Business Traveller (Middle East)
Cyber risks in the new world of remote working
Top tips for WFH online security from Barry Cook, Privacy & Group Data Protection Officer, VFS Global
With almost a year of ‘work from home’ ( WFH) under their belts, members of the global remote workforce have started getting comfortable in their new living-room offices and some companies are making this permanent. As we have graduated to living our lives online, embracing streaming services, e-commerce, e-learning and social media, we have also made ourselves increasingly vulnerable to cybersecurity threats. Cyber-criminals have responded by shifting their focus to attacks on mobile devices. In the WFH scenario, data protection is an increasing concern. Without the protected IT framework of an office, systems and their data can become vulnerable to malicious forces.
According to research by Kaspersky, the number of attacks on mobile users reached 68,063 in the UAE from January to June 2020. In other Middle Eastern countries, Egypt faced 220,000 cybersecurity breaches, Saudi Arabia saw 160,000 attacks in five months, followed by Kuwait (20,000) and Oman (15,000). In the recent months, cyber-attacks have risen to become one of the biggest threats to the digital health of corporations – with even the most heavily protected businesses becoming vulnerable to data breaches. The UAE foiled around 120,038 cyberattacks in July, UAE’s state news agency WAM reported. In fact, malware accounted for 78 per cent of the attacks prevented by the National Computer Emergency Response Team (CERT). A number of phishing attacks were stopped too. These not only pose a threat to sensitive company data, but also cause serious loss of
production time, man-hours and revenue, while impacting the company’s reputation and inviting potential regulatory fines.

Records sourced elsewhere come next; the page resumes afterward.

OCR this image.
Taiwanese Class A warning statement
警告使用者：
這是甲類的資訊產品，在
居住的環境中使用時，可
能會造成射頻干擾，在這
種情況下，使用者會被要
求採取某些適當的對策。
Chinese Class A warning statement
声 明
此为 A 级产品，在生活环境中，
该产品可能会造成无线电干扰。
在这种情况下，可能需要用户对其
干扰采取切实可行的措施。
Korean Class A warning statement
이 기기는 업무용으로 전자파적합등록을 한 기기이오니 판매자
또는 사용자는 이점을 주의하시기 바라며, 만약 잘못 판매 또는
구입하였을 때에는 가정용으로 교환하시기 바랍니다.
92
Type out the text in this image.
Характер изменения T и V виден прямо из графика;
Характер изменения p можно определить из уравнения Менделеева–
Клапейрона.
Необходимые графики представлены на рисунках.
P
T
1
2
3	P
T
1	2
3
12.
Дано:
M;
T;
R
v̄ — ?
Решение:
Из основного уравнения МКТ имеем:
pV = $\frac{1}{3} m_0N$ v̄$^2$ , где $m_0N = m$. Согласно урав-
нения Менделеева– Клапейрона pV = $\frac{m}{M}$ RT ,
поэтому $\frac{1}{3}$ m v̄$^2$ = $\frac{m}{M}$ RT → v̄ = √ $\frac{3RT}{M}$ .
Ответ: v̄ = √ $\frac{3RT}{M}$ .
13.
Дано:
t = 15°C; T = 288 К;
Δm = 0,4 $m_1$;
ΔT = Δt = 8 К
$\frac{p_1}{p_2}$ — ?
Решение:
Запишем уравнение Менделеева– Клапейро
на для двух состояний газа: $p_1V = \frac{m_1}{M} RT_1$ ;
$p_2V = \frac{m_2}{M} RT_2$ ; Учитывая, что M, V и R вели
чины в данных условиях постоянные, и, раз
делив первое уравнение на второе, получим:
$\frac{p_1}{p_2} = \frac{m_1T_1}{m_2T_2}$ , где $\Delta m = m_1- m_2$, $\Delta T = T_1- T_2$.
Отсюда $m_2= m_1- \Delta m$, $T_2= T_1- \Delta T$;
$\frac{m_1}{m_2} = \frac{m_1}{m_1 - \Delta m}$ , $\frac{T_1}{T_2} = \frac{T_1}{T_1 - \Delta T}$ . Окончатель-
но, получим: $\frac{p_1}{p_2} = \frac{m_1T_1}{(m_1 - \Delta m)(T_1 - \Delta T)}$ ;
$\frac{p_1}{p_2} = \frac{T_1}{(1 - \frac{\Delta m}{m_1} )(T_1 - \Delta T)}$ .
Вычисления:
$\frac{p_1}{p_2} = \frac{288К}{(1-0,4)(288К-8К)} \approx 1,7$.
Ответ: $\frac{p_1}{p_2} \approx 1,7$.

It is therefore imperative to ensure you brace your company and employees with preventive measures to minimise such risks.
There many simple ways corporations can ensure employees remain secure working remotely and keep company data safe.
People are increasingly using the same set of devices for work and recreation, putting their personal information and sensitive company data at risk. Physical security, firewalls, anti-fraud measures were more effective when everyone was accessing official data at work, protected by enterprise-level security, but not anymore. One of the most common downsides to WFH is unsecured Wi-Fi networks. Companies should therefore issue advisories around safe router protocols – i.e., a WPA-2 or higher, and ensure employees assign strong passwords that are frequently updated. Regular training must be provided to help employees identify and mitigate threats to data security.
Another leading cause of data breaches is phishing scams. Taking advantage of people’s anxiety to know more about COVID-19, there have been several instances of fraud emails and SMS messages linked to information on the virus. This is a common strategy used by scammers and can infect your device with ransomware if robust firewalls are not in place. This can be remedied via simple instructions issued to employees, starting with emphasising the importance of double-checking each link they click on. As a company policy, while using official emails, any links or attachments received from an unknown sender should not be clicked on at all.
The most significant tech adoption has been the use of video-calling software for team meetings. These platforms, if not used correctly, can be unsecured and open to uninvited guests, which is anyone with a meeting link, thereby providing adept hackers a gateway to an employee’s system and the data it houses. To ensure your official meetings remain secure and your data protected, meeting hosts should “lock” their virtual conference rooms, or passwordprotect each meeting and avoid sharing meeting links on open platforms. Regulations for remote meetings should mandate the updating of video-calling software regularly so that it’s equipped with the latest security upgrades and bug fixes.